Sheer willpower, a regular exercise regimen, and the low-carb eating plan put her on a track to successfully managing type 2 diabetes, she says. RELATED: 7 Ways to Stay Motivated to Exercise if You Have Diabetes
Taking the First Steps Toward Making Lifelong Changes
Marcus, a church office manager in Arlington, Virginia, knew it wasn’t healthy or effective for her diabetes management to weigh 260 lbs. She’s right: Extra weight can increase insulin resistance (the hallmark of type 2 diabetes), making it harder to control blood sugar and increasing the risk for health complications, according to the American Diabetes Association (ADA). But her biggest push toward healthy living started with a jarring doctor’s appointment, she says. She had been living with prediabetes, the precursor to type 2 diabetes, for a few years, and had put her health on the backburner while caring for her mother, turning to convenient but unhealthy snacks for fuel. She went to the doctor in January 2016 and was diagnosed with type 2 diabetes. “[My doctor] was very concerned,” says Marcus, noting her A1C — a two- to three-month average of blood sugar levels — was 11, indicating full-blown diabetes. Marcus explained her doctor wanted to put her on a few kinds of medication, including Glucophage (metformin), right away. “I said, ‘Can I have a couple of months and see if I can turn this around on my own?’” Marcus recalls.
Cutting Carbs on the Atkins Diet and Starting to Move It
Marcus immediately began exercising and completely upended her diet, clearing her kitchen of diet-sabotaging foods like donuts and outsourcing the daily task of cooking. “For me, I’m kind of a food addict, and I crave sugar. That didn’t go away for about three months,” she says. She knew cooking at home would help, but Marcus says she didn’t enjoy the task and didn’t often have time to meal-prep. She ended up finding a solution in a home-food-delivery service, Diet-to-Go. RELATED: The Best and Worst Foods to Eat in a Type 2 Diabetes Diet Diet-to-Go works with dietitians and chefs to create low-carb meals. One of their plans meets ADA guidelines, keeping meals between 40 and 60 grams (g) of carbohydrates per meal, and offering eats with healthy fat, like turkey burgers and salmon, says Hilton Davis, CEO of Diet-to-Go. Marcus says she chose the ADA-approved option, slowly easing herself into the lower-carb lifestyle of the Atkins diet. She ate them for lunch and dinner at first, but made her own breakfast and snacks at home to more easily transition into a lower-carbohydrate plan. (The ADA does not recommend Atkins for managing type 2 diabetes.) She says she’s since moved on to using the service only for dinner and started making her own portion-controlled, veggie-filled lunches from scratch. For Marcus, Diet-to-Go’s ADA diet–focused meals enabled her to easily cut out sugar and lower her carb intake. Slowly, she has started to see improvements in her health. Franziska Spritzler, RD, founder of LowCarbDietitian.com who is based in Orange County, California, says diets like Atkins that limit carbs to between 30 and 50 g per day may help control blood sugar through long-term carbohydrate reduction. (Spritzler is not involved in Marcus’s care, and she says she does not recommend any delivery service, encouraging cooking at home instead.) The first stage of Atkins keeps carbs below 20 g a day, and then slowly incorporates more carbs as your body adjusts. “As a dietitian, I think about how we try to get as many nutrients (as possible),” Spritzler says. “I really promote a whole-foods approach. It’s not 100 percent unprocessed, but I like for people to get as much as they can from real foods.” Today, Marcus weighs 140 lbs and her A1C is 5.7, signaling prediabetes. As her body began to transform, some of her friends hardly recognized her. “I would walk into a room somewhere, and people wouldn’t know [who] I was and they’d introduce themselves to me,” she says.

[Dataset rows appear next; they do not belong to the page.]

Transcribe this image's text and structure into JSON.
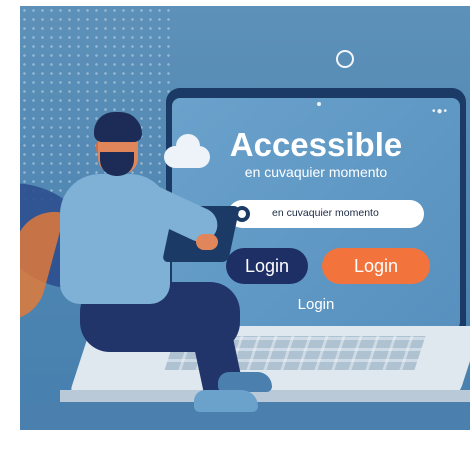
{
  "screen": {
    "headline": "Accessible",
    "subhead": "en cuvaquier momento",
    "search": {
      "text": "en cuvaquier momento"
    },
    "buttons": {
      "primary": "Login",
      "secondary": "Login"
    },
    "link": "Login"
  },
  "colors": {
    "background": "#5d91b9",
    "screen_frame": "#1c3a66",
    "button_dark": "#1e2f66",
    "button_orange": "#f2743c"
  }
}
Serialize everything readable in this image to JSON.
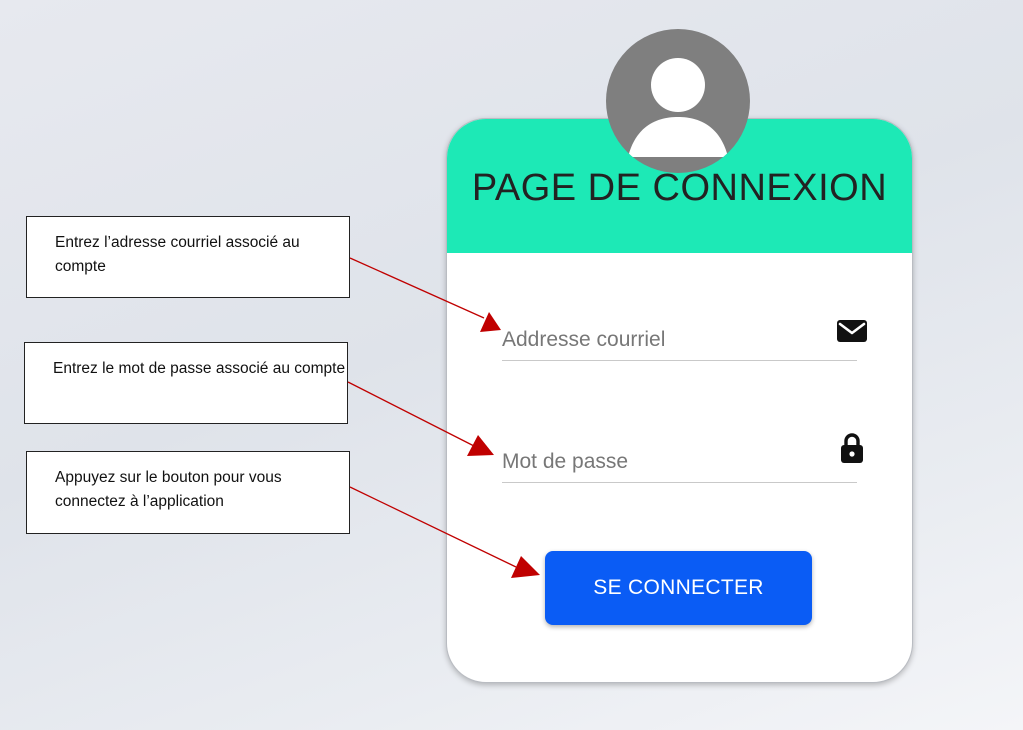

How Willpower and Determination Have Been the Keys to Marcus’s Success
Avoiding all those carbs in the form of sugary and starchy foods wasn’t easy for Marcus. It involved a lot of willpower — including preplanning what she would order if she went out to dinner. She says she began going to the gym three times a week and got a personal trainer when she changed her eating habits, noting that exercise has made all the difference in her health. The change also has opened new doors for Marcus. In summer 2017, she went paddle-boarding and kayaking — activities she says she would never have done before because she had been self-conscious about how people would react to her weight. Eating a diabetes-friendly diet over the holidays can be tough, Marcus admits, but she tries to avoid temptation when possible while still allowing herself to indulge. At the end of the day, she knows she has the strength to maintain a healthy balance. “I was very dedicated. Really, for a year and a half, I did not deviate. I really stuck to the plan,” she says. “You have to have a lot of willpower.” Those efforts have paid off, she says, and the best reaction she’s received so far has come from her doctor. “She said she’s never seen anyone turn it around like that,” Marcus says. “I did it for my health.”